In the study, Daniel M. Abrams, Ph.D., and Mark J. Panaggio use real-world data (from competitive sports) to test and confirm the hypothesis that social behavior is related to population-level handedness. Their findings are the first to be supported by “live” data.
The results are published in The Journal of the Royal Society Interface.
“The more social the animal — where cooperation is highly valued — the more the general population will trend toward one side,” said Abrams. “The most important factor for an efficient society is a high degree of cooperation. In humans, this has resulted in a right-handed majority.”
For example, in a cooperative environment, individuals would share – in the case of a evolving population, this could mean sharing the same tools improving efficiency and effectiveness. Physical competition, on the other hand, favors the unusual. In a fight, a left-hander in a right-handed world would have an advantage.
Although societies are generally cooperative, some competition tends to exist. If a society was totally cooperative then everyone would be same-handed, explains Adams. Contrarily, if competition were more important, one could expect the population to be 50-50.
According to the authors, the new model can predict accurately the percentage of left-handers in a group — humans, parrots, baseball players, golfers — based on the degrees of cooperation and competition in the social interaction.
Researchers say the model helps to explain our right-handed world now and how the 9-1 right-handed to left-handed ratio has remained stable over thousands of years.
The model also explains the dominance of left-handed athletes in many sports where competition can drive the number of lefties up to a disproportionate level.
To prove the accuracy of the model, Abrams and Panaggio turned to the world of sports for data to support their balance of cooperation and competition theory.
Their model accurately predicted the number of elite left-handed athletes in baseball, boxing, hockey, fencing and table tennis — more than 50 percent among top baseball players and well above 10 percent (the general population rate) for the other sports.

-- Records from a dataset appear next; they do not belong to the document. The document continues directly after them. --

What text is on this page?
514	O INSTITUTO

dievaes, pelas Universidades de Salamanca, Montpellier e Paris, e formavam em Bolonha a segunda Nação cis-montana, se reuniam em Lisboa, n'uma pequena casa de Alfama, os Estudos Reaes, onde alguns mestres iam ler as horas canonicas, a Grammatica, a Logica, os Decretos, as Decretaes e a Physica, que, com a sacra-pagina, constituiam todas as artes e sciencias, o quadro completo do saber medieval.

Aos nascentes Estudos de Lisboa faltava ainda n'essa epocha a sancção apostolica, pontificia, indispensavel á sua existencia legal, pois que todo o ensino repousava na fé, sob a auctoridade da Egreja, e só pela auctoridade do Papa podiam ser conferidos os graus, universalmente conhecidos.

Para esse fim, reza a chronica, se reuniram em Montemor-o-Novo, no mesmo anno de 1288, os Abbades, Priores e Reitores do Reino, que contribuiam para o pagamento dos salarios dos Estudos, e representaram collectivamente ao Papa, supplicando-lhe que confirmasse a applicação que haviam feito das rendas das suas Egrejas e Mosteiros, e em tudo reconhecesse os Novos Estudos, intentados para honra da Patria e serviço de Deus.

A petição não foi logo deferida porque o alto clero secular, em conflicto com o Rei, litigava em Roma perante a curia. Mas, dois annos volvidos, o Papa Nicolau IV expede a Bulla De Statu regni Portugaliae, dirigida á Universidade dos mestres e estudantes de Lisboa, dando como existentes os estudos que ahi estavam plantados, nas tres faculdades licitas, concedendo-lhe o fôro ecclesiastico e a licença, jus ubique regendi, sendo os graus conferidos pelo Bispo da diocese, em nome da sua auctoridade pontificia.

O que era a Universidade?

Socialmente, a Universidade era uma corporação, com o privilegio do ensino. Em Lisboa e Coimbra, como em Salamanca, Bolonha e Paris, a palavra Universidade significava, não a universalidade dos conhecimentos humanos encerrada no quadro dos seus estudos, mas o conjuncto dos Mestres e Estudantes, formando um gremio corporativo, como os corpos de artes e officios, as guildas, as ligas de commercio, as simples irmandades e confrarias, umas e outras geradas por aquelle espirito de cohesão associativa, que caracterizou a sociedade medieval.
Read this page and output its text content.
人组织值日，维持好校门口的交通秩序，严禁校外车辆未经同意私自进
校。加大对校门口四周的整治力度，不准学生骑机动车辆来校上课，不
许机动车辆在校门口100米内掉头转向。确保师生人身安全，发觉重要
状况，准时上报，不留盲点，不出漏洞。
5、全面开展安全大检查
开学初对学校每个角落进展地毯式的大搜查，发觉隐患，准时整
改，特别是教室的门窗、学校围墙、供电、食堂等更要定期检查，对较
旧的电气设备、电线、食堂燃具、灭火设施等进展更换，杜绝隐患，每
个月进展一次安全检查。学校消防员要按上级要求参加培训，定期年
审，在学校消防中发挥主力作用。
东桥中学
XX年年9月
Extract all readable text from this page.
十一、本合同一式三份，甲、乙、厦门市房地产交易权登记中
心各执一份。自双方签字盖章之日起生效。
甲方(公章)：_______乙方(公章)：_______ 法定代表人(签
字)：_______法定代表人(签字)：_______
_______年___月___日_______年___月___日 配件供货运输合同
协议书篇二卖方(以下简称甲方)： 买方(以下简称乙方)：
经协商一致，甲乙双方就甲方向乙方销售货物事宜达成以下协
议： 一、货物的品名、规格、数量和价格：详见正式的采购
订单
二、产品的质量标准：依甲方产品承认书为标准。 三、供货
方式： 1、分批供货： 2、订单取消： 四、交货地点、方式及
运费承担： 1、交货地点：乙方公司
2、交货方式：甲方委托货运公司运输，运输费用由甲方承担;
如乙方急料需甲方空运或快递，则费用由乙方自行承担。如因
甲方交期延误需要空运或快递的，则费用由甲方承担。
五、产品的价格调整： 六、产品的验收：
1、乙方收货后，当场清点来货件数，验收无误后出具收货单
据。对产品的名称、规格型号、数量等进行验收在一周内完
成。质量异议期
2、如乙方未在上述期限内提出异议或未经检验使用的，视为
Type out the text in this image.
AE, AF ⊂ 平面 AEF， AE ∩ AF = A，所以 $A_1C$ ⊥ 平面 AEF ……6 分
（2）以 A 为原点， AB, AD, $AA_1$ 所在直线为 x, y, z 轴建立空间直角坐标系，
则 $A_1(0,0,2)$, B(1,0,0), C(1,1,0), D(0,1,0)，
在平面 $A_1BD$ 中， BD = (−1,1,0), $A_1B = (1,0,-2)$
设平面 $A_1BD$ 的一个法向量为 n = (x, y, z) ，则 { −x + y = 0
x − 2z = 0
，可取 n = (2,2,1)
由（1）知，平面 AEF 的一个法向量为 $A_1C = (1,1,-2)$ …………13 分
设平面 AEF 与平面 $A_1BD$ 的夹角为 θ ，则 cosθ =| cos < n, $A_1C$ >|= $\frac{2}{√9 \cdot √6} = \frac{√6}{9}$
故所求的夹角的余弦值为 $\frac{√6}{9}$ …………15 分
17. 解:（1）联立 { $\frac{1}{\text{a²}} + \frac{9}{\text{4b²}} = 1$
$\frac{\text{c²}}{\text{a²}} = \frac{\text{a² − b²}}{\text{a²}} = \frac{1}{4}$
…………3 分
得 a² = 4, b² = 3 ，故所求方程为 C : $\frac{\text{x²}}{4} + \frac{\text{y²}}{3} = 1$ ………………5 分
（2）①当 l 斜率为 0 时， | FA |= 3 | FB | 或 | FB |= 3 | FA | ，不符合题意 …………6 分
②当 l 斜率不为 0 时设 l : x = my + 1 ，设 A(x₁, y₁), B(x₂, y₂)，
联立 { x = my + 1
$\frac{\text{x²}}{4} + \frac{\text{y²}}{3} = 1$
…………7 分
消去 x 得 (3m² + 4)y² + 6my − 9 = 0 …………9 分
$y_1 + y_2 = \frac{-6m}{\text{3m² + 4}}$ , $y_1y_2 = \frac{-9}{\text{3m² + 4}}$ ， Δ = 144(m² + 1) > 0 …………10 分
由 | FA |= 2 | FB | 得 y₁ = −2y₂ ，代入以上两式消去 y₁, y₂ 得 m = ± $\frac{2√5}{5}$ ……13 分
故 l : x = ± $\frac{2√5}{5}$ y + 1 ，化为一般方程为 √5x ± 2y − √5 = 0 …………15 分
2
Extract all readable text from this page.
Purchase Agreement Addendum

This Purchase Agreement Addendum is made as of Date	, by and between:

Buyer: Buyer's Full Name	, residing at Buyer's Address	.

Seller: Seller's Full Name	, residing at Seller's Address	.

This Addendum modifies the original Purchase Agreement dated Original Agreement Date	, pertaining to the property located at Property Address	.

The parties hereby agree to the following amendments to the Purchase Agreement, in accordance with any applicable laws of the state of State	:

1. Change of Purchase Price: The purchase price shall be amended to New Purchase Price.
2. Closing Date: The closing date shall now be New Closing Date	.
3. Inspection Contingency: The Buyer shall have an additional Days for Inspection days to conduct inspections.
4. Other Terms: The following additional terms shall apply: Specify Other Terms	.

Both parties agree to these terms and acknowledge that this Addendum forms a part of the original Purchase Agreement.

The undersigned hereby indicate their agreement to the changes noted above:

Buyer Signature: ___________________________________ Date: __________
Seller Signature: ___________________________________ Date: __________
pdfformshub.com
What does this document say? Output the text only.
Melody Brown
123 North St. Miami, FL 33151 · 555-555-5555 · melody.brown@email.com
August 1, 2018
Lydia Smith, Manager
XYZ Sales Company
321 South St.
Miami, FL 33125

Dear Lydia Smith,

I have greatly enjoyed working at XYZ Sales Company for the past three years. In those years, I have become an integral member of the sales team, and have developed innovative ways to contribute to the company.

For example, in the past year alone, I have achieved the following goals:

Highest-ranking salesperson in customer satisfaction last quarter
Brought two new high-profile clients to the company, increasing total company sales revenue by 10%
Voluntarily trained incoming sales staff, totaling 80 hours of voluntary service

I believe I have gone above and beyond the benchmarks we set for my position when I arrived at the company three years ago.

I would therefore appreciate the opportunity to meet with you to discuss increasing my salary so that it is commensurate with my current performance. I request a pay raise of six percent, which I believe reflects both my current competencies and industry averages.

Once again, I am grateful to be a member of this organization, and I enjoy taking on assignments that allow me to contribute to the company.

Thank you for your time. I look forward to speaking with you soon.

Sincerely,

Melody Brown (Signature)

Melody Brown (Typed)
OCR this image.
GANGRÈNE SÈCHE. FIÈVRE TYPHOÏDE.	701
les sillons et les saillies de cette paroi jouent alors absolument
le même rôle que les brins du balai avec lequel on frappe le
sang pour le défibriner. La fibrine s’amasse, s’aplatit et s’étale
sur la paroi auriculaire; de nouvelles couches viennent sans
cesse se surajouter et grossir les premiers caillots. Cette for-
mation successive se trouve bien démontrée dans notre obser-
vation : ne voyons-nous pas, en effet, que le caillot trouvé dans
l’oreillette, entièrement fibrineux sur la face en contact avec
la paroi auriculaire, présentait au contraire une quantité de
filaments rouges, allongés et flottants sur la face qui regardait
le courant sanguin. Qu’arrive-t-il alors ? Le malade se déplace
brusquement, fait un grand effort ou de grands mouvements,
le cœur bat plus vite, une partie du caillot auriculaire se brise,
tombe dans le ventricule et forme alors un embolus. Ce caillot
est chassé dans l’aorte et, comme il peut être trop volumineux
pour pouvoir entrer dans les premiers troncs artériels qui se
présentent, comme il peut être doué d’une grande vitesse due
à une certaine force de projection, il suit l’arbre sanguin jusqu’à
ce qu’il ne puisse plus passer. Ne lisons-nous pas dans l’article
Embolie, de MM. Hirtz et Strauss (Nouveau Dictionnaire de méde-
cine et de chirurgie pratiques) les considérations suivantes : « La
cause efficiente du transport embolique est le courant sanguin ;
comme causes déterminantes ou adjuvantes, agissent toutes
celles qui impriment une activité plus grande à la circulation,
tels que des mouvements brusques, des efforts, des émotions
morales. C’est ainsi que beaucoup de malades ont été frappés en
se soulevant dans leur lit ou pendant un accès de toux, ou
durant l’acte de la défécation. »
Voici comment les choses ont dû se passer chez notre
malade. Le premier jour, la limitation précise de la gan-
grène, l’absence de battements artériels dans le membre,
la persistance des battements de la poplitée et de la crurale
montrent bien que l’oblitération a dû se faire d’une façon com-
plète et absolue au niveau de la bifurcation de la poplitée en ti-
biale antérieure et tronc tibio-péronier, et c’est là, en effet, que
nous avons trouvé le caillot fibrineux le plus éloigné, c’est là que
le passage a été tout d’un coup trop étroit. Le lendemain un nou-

On the other hand, the number of successful left-handed PGA golfers is very low, only 4 percent. The model also accurately predicted this.
“The accuracy of our model’s predictions when applied to sports data supports the idea that we are seeing the same effect in human society,” Abrams said.
Handedness, the preference for using one hand over the other, is partially genetic and partially environmental. Identical twins, who share exactly the same genes, don’t always share the same handedness.
“As computers and simulation become more widespread in science, it remains important to create understandable mathematical models of the phenomena that interest us, such as the left-handed minority,” Abrams said.
“By discarding unnecessary elements, these simple models can give us insight into the most important aspects of a problem, sometimes even shedding light on things seemingly outside the domain of math.”